Я выжидал, когда оно затрется окончательно.
Мы все сидели у одного конца моего рабочего стола, по такому случаю разложенного вдвое, покрытого хрустящей скатертью. На противоположном конце, на блюдце, стояла наполненная рюмка, накрытая куском черного хлеба. Последняя трапеза отца. Выпить, закусить, вернее – занюхать. Больше ему уже ничего не оставалось. На гранях рюмки иногда посверкивал отраженный свет.

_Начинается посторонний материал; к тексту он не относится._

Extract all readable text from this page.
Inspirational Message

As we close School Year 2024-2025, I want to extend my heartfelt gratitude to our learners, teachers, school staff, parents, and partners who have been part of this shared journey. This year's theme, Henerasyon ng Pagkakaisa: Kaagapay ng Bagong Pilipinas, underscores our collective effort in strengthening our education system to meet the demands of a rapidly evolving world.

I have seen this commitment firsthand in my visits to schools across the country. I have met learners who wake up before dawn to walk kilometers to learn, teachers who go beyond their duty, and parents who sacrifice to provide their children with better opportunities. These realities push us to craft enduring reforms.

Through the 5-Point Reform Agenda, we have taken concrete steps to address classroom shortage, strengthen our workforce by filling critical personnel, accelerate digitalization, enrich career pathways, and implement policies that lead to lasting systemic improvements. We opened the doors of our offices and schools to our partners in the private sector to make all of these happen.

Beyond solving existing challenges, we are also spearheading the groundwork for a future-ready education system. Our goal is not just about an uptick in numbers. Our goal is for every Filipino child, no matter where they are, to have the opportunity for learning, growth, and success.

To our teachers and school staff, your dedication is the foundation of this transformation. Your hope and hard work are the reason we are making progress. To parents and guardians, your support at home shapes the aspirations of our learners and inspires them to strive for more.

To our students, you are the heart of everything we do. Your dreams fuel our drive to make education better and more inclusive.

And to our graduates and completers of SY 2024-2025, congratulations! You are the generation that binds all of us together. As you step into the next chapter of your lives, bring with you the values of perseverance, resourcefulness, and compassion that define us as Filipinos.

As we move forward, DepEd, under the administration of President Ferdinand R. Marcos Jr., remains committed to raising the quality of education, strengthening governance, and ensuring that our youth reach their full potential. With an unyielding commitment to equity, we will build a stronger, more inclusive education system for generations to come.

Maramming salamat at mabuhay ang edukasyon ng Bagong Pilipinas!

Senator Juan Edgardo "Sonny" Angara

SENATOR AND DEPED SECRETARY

– Некоторые думали, что отец был болен, – говорил я внимательно слушавшему Кулагину. – У него якобы была мания преследования. Или комплекс вины. Называй как хочешь. Ему казалось, что те, кого он убирал с негативов, умирали. Не от пули умирали, не от петли, не от инфаркта или в автомобильной катастрофе. То есть на самом деле от пули, либо же они действительно умирали своей смертью, но якобы причиной гибели была его работа.
Сигарета выпала из моих пальцев, покатилась по столу. Кулагин поднял ее, погасил в пепельнице.
– Я слышал об этом, геноссе, – сказал он.
– Так считали некоторые. Считали, будто он больной. – Я достал из пачки новую сигарету. – Он же больным не был. Он знал – причина действительно в его работе.
Кулагин достал зажигалку, дал мне прикурить.
Из ведущей на кухню двери появилась моя Таня-Лиза, с кухонным полотенцем на плече, с тарелкой овощей. Она подошла к столу, поставила тарелку. Я тут же взял с нее маленький пупырчатый огурец и схрумкал его.
– Конечно, конечно, – кивнул Кулагин.
– Я не верил. Сначала. А потом… А сейчас… Мои собственные выводы… Одно накладывается на другое. Это – наследственное. Это постепенно перешло ко мне. – Я глубоко вздохнул и решил признаться: – Знаешь что?
– Что? – откликнулся Кулагин. Он на ощупь нашел на столе бутылку, налил себе и мне, поставил бутылку на место.
– Выпьем! – сказал я и маханул свою рюмку.
– Выпьем, – согласился он, но только пригубил. Я продолжил:
– Вот я собрал архив своих жертв. Кстати, мой отец тебе что-нибудь говорил? Хотя вряд ли, вряд ли. Ты ему не нравился. – Я попытался затянуться, но сигарета погасла.
Кулагин вновь щелкнул зажигалкой, я прикурил, сморщился от дыма. Начав тереть глаза, я вновь уронил сигарету, закрыл лицо ладонями. Кулагин загасил и эту сигарету, налил мне еще.
– Ты почему ему не нравился, а, Колечка? – отнимая ладони, спросил я. – Почему?
Я взял рюмку, понюхал содержимое. Меня передернуло.
– Потому что он мне тоже об этом говорил. Я ведь ему тоже доставал заказы, приносил на дом. Не знал? Как сейчас – тебе. Вот я и сказал, что это все чушь. Бред. Он действительно был болен. А ты – ты заболеваешь!
Я медленно выпил, с размаху поставил рюмку на стол, и у нее треснула ножка.